CEO parents are usually NOT best suited for making the tough call.

Drew Mendoza
Drew Mendoza

Family firm CEO founders often make really bad decisions when given the opportunity to select their successor.  They’re terrific at running the company, unequaled in closing deals and driving a hard bargain but ask them to name their successor and watch them lose their ability for human reason and corporate leadership.  “After much thought, (I decree that) my successor will be insert-first-name-here

“Much though” is often the son, daughter, niece or nephew s/he thinks will upset as few people as possible or the one with the longest tenure.   No matter – the real kicker is this:  selection of successor CEOs, by all rights, belongs in the sandbox of the Board of Directors.  If the board consists of family and inside managers only, it’s a safe bet they’ll do whatever it is the senior leader – usually parent to many – decides.  No open debate among qualified, experienced business people.  No obvious linkage between next generation shareholder vision, corporate strategic objectives and successor skill sets.  Simply the decree.

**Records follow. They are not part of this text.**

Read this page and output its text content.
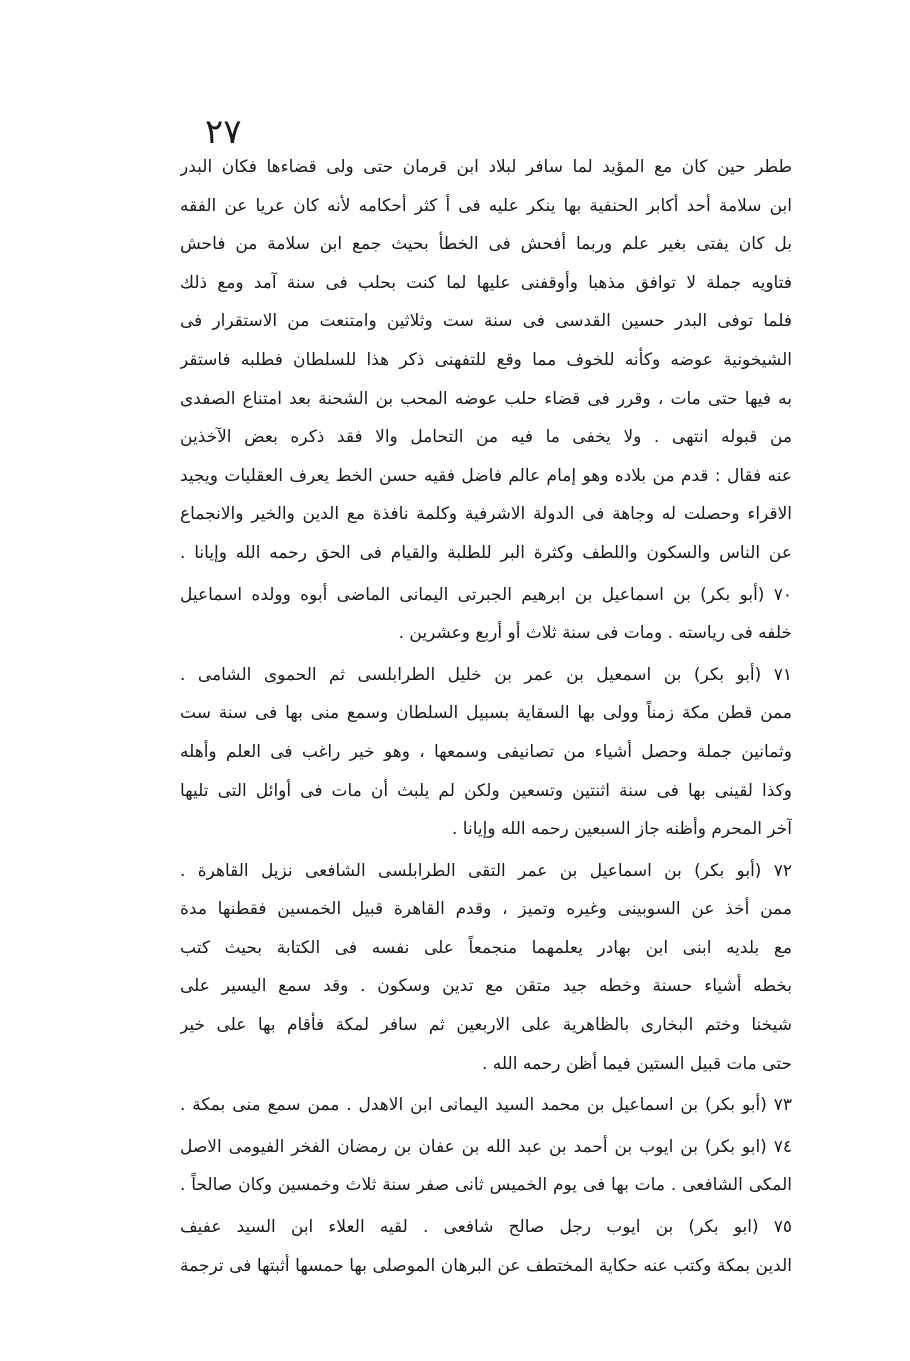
٢٧
ططر حين كان مع المؤيد لما سافر لبلاد ابن قرمان حتى ولى قضاءها فكان البدر
ابن سلامة أحد أكابر الحنفية بها ينكر عليه فى أ كثر أحكامه لأنه كان عريا عن الفقه
بل كان يفتى بغير علم وربما أفحش فى الخطأ بحيث جمع ابن سلامة من فاحش
فتاويه جملة لا توافق مذهبا وأوقفنى عليها لما كنت بحلب فى سنة آمد ومع ذلك
فلما توفى البدر حسين القدسى فى سنة ست وثلاثين وامتنعت من الاستقرار فى
الشيخونية عوضه وكأنه للخوف مما وقع للتفهنى ذكر هذا للسلطان فطلبه فاستقر
به فيها حتى مات ، وقرر فى قضاء حلب عوضه المحب بن الشحنة بعد امتناع الصفدى
من قبوله انتهى . ولا يخفى ما فيه من التحامل والا فقد ذكره بعض الآخذين
عنه فقال : قدم من بلاده وهو إمام عالم فاضل فقيه حسن الخط يعرف العقليات ويجيد
الاقراء وحصلت له وجاهة فى الدولة الاشرفية وكلمة نافذة مع الدين والخير والانجماع
عن الناس والسكون واللطف وكثرة البر للطلبة والقيام فى الحق رحمه الله وإيانا .
٧٠ (أبو بكر) بن اسماعيل بن ابرهيم الجبرتى اليمانى الماضى أبوه وولده اسماعيل
خلفه فى رياسته . ومات فى سنة ثلاث أو أربع وعشرين .
٧١ (أبو بكر) بن اسمعيل بن عمر بن خليل الطرابلسى ثم الحموى الشامى .
ممن قطن مكة زمناً وولى بها السقاية بسبيل السلطان وسمع منى بها فى سنة ست
وثمانين جملة وحصل أشياء من تصانيفى وسمعها ، وهو خير راغب فى العلم وأهله
وكذا لقينى بها فى سنة اثنتين وتسعين ولكن لم يلبث أن مات فى أوائل التى تليها
آخر المحرم وأظنه جاز السبعين رحمه الله وإيانا .
٧٢ (أبو بكر) بن اسماعيل بن عمر التقى الطرابلسى الشافعى نزيل القاهرة .
ممن أخذ عن السوبينى وغيره وتميز ، وقدم القاهرة قبيل الخمسين فقطنها مدة
مع بلديه ابنى ابن بهادر يعلمهما منجمعاً على نفسه فى الكتابة بحيث كتب
بخطه أشياء حسنة وخطه جيد متقن مع تدين وسكون . وقد سمع اليسير على
شيخنا وختم البخارى بالظاهرية على الاربعين ثم سافر لمكة فأقام بها على خير
حتى مات قبيل الستين فيما أظن رحمه الله .
٧٣ (أبو بكر) بن اسماعيل بن محمد السيد اليمانى ابن الاهدل . ممن سمع منى بمكة .
٧٤ (ابو بكر) بن ايوب بن أحمد بن عبد الله بن عفان بن رمضان الفخر الفيومى الاصل
المكى الشافعى . مات بها فى يوم الخميس ثانى صفر سنة ثلاث وخمسين وكان صالحاً .
٧٥ (ابو بكر) بن ايوب رجل صالح شافعى . لقيه العلاء ابن السيد عفيف
الدين بمكة وكتب عنه حكاية المختطف عن البرهان الموصلى بها حمسها أثبتها فى ترجمة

Then estate plans are drawn up, control willed to the successor at the death of the second parent to die (if a first to second generation transfer) and, “by golly – I sure handled that well.  No arguments among the kids and no room for arguments later on because control is in the hand of the anointed one”  the founder assures himself.

Nothing could be farther, father, from the truth!  Instead, what may likely happen is the siblings or cousins not given any control will find ways to express their wishes.  They will argue during holiday dinners on matters of compensation and reward.  They will try to gang up on the new CEO.  They may even punish you and your spouse during the waning years of your life by withholding visitation with grandchildren. 

Estate plans and bifurcated stock do not equal family harmony.  Family and shareholder harmony in family enterprise is achieved through robust governance, perceived procedural justice and healthy debate with unbiased input from serious-minded, experienced business people with no stake in the outcome.

And – here’s another reason to abdicate the decision to a more impartial process and jury.  Life is hard enough.  You’ve built a terrific enterprise,  the source of employment and financial security to all those families.  You’ve bested the competition in tough times.  You have earned the right to dodge this bullet and avoid being the source of future family discord.   Over the long haul – you’ll stand a much better chance of being remembered as a great leader and terrific parent.